Wednesday, January 05, 2005

Freakin' Freakin' Freakin' Hell!

Yeah, so tomorrow is dental surgery *grimace* and hopefully today I didn't act as petrified as I feel. It's not the actual going to sleep that scares me -although it is rather frightening- because I've had surgery once before when I was quite young (9) and I wasn't too scared, it's the waking up and being in sheer agony and wishing I was dead that I don't look forward to at all, which I hear happens after dental surgery. Plus, afterwards, I'm going to look like Hell. Kari said she was going to come and visit me, but I really don't want her to. Not that I don't want her to come because I don't like her or anything, but because I'm going to look/smell/feel/sound like utter crap, and I won't be much company. I'm going to be on lots of antibiotics and powerful painkillers -yay!- and I will be very dissoriented and nauseous and I would be so embarrassed for anyone, even my best friends, to see me like that. Yeah. So, very close to tears. Everyone wished me luck and a few people hugged me and one nice girl, Margaret, in my English class said she'd pray for me. Although a very sweet notion, in my head I was like, "Yeah, kind of a waste...God is...well, he gets angry when people pray for the Daughter of Bealzebub." *evil grin* Except not. So, anyway, I'm really very nervous, and was almost crying in the car. I don't like pain. Grrrr. Not at all.
Goodbye, solid food...I'll miss you. Speaking of which, we did not, as planned, go to Denny's for my "Last Supper (that isn't mushed up in the food processor)", instead we went to my favourite restaurant, the SUMO LOUNGE! Allow me to describe all of the delicious food I devoured like a demon:
Salmon
Shitake Mushroom
Sweet Tamago
Eel
Octopus
Beef
Tempura Shrimp
Miso Soup
Spring Rolls
Dumplings
Some Stuff That I Wasn't Sure About But Was Really Yummy Anyway
I had several servings of each. And the sushi chef bar guy was preparing octopus tentacles, and he pulled whole, dead, chilled octopus out of a big white tub and its tentacles were all coiled and he cut off one and began to prepare it and I was very happy because it was so cool and he gave me a piece and I was even happier. And Banana Pocky for dessert. Myayayayayayayayayaya! So now I can't eat anything. A) I'm full, and B) After midnight, I cannot consume any food or liquid, not even water, because it will make the anaesthetic go "fuck you" and hurt me. Sigh. I love solids.
I have to take off all of my jewelry tomorrow, which I don't want to do. Especially the necklace. Whenever I feel stressed I just grip it and remind myself that everything is okay. As soon as I wake up, my hand will fly to my throat, and I'll be sad to feel nothing there. Damn.
Anyway, I got shit to do, so ta ta for...well, I won't be online tomorrow at all. Let's just say, as soon as I am coherent, I will come online and bitch about how much I hurt.

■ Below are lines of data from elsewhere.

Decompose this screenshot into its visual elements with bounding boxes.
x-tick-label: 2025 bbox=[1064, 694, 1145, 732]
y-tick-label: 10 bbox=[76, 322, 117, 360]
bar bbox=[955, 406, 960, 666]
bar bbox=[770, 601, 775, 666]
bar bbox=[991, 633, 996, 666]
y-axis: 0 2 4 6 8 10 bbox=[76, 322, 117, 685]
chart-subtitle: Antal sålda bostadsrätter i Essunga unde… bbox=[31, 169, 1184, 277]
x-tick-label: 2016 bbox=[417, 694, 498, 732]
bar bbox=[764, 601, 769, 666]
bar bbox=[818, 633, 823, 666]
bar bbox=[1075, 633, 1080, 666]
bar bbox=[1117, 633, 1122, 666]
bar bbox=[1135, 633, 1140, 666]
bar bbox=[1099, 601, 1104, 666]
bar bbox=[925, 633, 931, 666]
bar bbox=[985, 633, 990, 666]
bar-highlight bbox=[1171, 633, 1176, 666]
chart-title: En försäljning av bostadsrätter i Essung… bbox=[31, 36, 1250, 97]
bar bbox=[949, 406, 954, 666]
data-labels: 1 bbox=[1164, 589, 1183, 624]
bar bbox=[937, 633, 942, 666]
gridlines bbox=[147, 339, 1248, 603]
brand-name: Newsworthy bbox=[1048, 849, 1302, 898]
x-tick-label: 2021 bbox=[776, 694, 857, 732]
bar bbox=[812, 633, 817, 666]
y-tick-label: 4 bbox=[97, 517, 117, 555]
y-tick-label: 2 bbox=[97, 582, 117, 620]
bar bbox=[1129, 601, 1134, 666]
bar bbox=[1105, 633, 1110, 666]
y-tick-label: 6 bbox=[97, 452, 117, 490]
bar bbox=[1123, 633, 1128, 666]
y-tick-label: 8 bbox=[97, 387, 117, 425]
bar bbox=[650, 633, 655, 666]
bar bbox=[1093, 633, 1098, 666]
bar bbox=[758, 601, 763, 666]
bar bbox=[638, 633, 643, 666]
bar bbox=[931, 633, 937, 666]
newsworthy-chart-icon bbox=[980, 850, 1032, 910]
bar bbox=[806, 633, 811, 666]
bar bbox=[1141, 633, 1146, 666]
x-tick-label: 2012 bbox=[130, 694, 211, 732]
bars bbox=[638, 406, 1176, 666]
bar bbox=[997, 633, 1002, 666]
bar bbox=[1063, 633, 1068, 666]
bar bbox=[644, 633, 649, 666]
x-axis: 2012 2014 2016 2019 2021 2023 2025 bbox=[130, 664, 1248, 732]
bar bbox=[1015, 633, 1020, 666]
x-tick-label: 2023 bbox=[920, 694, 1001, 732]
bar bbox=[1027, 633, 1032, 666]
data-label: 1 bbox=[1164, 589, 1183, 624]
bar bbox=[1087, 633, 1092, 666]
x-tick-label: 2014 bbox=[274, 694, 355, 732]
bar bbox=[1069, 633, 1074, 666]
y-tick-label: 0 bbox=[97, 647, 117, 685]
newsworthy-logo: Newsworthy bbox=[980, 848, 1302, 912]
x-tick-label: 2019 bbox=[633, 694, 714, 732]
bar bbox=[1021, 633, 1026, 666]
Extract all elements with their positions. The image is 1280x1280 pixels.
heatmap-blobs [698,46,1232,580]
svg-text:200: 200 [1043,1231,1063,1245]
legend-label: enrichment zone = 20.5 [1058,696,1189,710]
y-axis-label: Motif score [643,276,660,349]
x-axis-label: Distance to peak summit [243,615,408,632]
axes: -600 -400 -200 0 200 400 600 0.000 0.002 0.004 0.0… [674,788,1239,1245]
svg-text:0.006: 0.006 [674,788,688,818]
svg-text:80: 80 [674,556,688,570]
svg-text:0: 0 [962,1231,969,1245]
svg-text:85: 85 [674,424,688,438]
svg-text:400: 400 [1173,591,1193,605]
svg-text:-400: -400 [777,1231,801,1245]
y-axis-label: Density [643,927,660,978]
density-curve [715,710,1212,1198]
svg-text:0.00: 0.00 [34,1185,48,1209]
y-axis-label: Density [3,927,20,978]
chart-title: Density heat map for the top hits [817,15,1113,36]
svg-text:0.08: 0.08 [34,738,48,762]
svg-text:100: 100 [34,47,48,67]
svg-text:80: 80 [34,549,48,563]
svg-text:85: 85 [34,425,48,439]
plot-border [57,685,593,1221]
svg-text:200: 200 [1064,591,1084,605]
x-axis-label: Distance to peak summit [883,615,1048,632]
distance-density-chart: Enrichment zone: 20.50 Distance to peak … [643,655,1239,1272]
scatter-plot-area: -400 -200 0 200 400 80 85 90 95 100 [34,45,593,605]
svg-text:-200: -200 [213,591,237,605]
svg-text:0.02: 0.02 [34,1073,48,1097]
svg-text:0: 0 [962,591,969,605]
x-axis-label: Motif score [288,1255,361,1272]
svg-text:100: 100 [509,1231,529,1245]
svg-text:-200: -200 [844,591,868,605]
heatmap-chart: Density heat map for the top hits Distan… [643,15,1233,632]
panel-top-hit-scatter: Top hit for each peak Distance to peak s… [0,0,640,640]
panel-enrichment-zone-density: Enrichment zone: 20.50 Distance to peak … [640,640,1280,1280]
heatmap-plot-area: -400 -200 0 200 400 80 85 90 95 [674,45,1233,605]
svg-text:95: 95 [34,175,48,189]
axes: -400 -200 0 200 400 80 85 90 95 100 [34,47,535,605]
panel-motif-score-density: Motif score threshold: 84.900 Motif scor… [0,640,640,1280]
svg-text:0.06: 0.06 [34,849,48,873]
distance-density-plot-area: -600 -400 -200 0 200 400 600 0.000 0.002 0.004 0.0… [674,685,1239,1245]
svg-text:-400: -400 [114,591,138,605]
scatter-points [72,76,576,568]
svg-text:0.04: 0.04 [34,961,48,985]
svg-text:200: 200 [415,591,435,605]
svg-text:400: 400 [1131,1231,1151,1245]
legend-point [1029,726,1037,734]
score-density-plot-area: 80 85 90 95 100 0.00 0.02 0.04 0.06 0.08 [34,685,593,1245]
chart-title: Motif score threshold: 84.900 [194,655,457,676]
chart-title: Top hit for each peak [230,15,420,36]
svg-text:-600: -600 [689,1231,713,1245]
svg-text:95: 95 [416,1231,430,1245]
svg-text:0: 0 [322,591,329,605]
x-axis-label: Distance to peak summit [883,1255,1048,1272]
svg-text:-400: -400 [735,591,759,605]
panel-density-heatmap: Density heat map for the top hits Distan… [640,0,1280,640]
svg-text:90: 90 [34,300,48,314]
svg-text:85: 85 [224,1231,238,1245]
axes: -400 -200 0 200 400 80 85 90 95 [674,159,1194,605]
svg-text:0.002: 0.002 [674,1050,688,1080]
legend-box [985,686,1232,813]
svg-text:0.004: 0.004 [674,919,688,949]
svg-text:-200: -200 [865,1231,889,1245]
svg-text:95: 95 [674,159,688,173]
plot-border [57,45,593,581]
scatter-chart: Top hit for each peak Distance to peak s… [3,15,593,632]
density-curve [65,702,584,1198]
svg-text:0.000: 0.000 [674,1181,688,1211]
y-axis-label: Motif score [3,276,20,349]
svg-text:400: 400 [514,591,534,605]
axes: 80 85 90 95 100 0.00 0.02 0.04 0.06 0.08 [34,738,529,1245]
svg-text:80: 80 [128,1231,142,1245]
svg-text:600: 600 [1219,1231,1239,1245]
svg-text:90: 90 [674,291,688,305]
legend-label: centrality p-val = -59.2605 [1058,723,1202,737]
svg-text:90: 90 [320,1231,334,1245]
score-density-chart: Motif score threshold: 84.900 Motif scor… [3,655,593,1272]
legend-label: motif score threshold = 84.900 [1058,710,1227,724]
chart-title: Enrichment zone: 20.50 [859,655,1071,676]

Musical Quote of the Day...let's make it the whole song...'cuz it's apt.

"Take away the sensation inside
Bittersweet migraine in my head
It's like a throbbing toothache of the mind
I can't take this feeling anymore

Drain the pressure from the swelling
This sensation's overwhelming
Give me a long kiss goodnight
And everything will be alright
Tell me that I won't feel a thing
Give me novacaine

Out of body and out of mind
Kiss the demons out of my dreams
I get the funny feeling and that's alright
Jimmy says it's better than here

I'll tell you what

Drain the pressure from the swelling
This sensation's ovewhelming
Give me a long kiss goodnight
And everything will be alright
Tell me that I won't feel a thing
So give me novacaine

Oh novacaine

Drain the pressure from the swelling
This sensation's overwhelming
Give me a long kiss goodnight
And everything will be alright
Tell me, Jimmy, I won't feel a thing
So give me novacaine"

-Green Day CD: American Idiot Track:7 Title: Give Me Novacaine.
It's funny, because it's actually a song about emotional overload, but for me, it's literal. Go Green Day.

1 comment:

Envoy-ette said...

The few times I have to go under....I turn to Hubby and say...."If I die...you can get remarried...just don't let her throw out my nic-nacs!"